Greta turned and politely rapped the end of her parasol against the door. A moment later it opened revealing a tall slender dark haired and stunningly handsome man with a long tapered mustache.  Josef Block’s eyes were a haunting shade of blue, unlike anything Darby had ever seen before. He found them intense and almost damaged, lingering with him even after Herr Block had looked away. More than that, those eyes seemed a sort of funnel to the world, taking in a broad spectrum, from the mundane to the emotional, and cataloguing every subtlety and detail in between. Quickly recognizing that Darby was entirely out of his element, Block returned a reassuring and gentle smile.

As for attire, if remaining inconspicuous and inoffensive was the style of the day, Josef Block carried that mandate to the extreme in exquisitely perfect banality. He wore simple brown-wool trousers held up by black suspenders which stretched over a broad white shirt with great puffy French sleeves. The shirt was hopelessly stained with splotches paint and splatters of ink. Draped and neatly folded over the back of a chair was a clean gray smock.

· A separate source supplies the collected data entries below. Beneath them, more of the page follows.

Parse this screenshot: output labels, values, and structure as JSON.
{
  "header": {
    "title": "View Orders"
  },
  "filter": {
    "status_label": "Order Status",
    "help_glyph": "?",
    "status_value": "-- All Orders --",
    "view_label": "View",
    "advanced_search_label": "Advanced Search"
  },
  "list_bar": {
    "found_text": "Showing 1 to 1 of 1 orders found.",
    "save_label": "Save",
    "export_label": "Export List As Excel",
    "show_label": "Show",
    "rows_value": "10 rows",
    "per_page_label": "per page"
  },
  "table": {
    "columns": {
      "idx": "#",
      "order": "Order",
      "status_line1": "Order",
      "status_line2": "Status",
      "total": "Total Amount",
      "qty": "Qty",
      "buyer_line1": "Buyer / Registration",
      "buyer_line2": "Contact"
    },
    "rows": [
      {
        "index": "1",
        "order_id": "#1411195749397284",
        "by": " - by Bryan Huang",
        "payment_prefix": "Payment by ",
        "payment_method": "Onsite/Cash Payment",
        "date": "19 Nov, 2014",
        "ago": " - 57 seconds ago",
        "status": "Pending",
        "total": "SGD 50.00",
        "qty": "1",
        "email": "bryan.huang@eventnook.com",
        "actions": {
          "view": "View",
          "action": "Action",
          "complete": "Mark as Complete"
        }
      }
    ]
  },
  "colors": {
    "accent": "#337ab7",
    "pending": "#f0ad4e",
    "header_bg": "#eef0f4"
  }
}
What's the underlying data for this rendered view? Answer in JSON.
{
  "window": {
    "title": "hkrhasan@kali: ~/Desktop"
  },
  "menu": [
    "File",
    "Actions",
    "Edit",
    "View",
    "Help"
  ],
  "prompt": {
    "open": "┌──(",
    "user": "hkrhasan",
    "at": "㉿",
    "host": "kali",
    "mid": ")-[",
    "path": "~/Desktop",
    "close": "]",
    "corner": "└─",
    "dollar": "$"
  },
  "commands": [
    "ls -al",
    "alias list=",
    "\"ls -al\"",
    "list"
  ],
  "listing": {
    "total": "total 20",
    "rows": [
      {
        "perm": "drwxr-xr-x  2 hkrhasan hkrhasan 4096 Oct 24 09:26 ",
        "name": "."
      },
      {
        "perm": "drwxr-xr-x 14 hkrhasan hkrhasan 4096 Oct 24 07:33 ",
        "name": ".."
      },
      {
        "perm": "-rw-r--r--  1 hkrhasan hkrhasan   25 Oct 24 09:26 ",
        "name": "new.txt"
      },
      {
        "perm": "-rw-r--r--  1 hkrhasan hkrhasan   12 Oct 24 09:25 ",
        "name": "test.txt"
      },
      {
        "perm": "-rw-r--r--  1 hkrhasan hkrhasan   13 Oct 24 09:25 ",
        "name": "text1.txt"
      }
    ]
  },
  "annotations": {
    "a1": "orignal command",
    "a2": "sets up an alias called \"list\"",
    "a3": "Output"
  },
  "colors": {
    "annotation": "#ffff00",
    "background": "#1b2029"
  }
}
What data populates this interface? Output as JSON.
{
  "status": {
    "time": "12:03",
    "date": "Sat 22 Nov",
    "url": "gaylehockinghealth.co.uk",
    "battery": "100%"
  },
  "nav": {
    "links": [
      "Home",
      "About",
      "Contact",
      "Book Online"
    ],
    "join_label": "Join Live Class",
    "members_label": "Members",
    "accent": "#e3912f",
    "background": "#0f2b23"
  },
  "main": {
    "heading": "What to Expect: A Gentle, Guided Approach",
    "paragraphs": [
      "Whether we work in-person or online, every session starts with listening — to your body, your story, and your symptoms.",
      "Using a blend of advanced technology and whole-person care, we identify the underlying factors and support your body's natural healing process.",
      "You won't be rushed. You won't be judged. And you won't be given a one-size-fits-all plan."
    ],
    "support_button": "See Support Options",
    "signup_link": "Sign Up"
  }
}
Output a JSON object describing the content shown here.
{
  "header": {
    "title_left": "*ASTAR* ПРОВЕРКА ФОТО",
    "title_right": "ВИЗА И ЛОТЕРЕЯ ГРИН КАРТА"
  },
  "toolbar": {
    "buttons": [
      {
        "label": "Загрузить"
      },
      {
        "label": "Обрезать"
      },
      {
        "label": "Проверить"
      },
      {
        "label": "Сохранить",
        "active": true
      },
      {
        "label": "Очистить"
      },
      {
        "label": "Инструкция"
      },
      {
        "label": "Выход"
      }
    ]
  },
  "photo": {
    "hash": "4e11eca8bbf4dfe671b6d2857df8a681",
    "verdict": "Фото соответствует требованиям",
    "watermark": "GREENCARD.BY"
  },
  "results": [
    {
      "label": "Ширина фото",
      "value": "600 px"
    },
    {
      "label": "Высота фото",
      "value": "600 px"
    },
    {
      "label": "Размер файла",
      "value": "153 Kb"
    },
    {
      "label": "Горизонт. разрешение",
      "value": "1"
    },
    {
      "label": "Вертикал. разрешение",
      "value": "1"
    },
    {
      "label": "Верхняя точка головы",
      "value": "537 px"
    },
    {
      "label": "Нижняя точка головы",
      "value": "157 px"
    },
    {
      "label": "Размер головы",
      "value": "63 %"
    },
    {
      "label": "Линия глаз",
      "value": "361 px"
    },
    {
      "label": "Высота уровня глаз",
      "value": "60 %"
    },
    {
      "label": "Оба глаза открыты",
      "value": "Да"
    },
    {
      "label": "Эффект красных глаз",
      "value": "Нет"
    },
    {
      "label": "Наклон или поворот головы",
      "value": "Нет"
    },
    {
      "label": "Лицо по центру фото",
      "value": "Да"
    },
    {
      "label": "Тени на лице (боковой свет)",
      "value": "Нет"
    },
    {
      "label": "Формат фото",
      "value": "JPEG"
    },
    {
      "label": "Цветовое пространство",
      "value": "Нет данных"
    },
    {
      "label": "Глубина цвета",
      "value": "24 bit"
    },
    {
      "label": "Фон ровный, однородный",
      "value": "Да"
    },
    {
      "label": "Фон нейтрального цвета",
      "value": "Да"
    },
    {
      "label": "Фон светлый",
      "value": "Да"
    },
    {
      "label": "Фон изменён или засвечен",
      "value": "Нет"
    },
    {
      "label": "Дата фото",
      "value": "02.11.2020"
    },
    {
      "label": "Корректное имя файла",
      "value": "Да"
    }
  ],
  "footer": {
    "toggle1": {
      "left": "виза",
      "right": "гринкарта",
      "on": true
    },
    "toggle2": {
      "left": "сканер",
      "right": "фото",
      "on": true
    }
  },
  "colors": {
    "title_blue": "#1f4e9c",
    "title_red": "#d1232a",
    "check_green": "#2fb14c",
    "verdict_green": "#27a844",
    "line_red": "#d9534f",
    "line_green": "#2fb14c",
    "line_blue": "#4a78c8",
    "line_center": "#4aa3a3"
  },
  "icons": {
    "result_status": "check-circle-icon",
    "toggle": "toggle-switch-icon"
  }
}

“Greta! Wunderbar zu sehen sie!” wonderful to see you, he exclaimed. Block threw his arms out wide and brought them together at her hand, which he lifted to kiss in gentlemanly fashion.

“Und dir also, Herr Block,” Greta said with a curtsey.

“Block? Josef Block?” Darby said, surprised. He unwittingly used the hard “J” sound.


“Forgive me, do you speak English?”

“I can translate,” Greta offered.

“It’s okay, I speak a little,” Block replied.

“Forgive my terrible German, but I was a fan of your work when I was in university some years ago.”

“They know if me and America?” Block replied.

Darby suddenly realized that much if not most of what he knew of Joseph Block still had not happened yet. They were roughly the same age as well, so “years ago,” would have had Herr Block famous even before starting school.  Darby, of course, knew well the fate which would befall Josef Block after the Nazis came to power, but that was still almost thirty years away. For Darby that made the optimistic and smiling young man before him all the more tragic.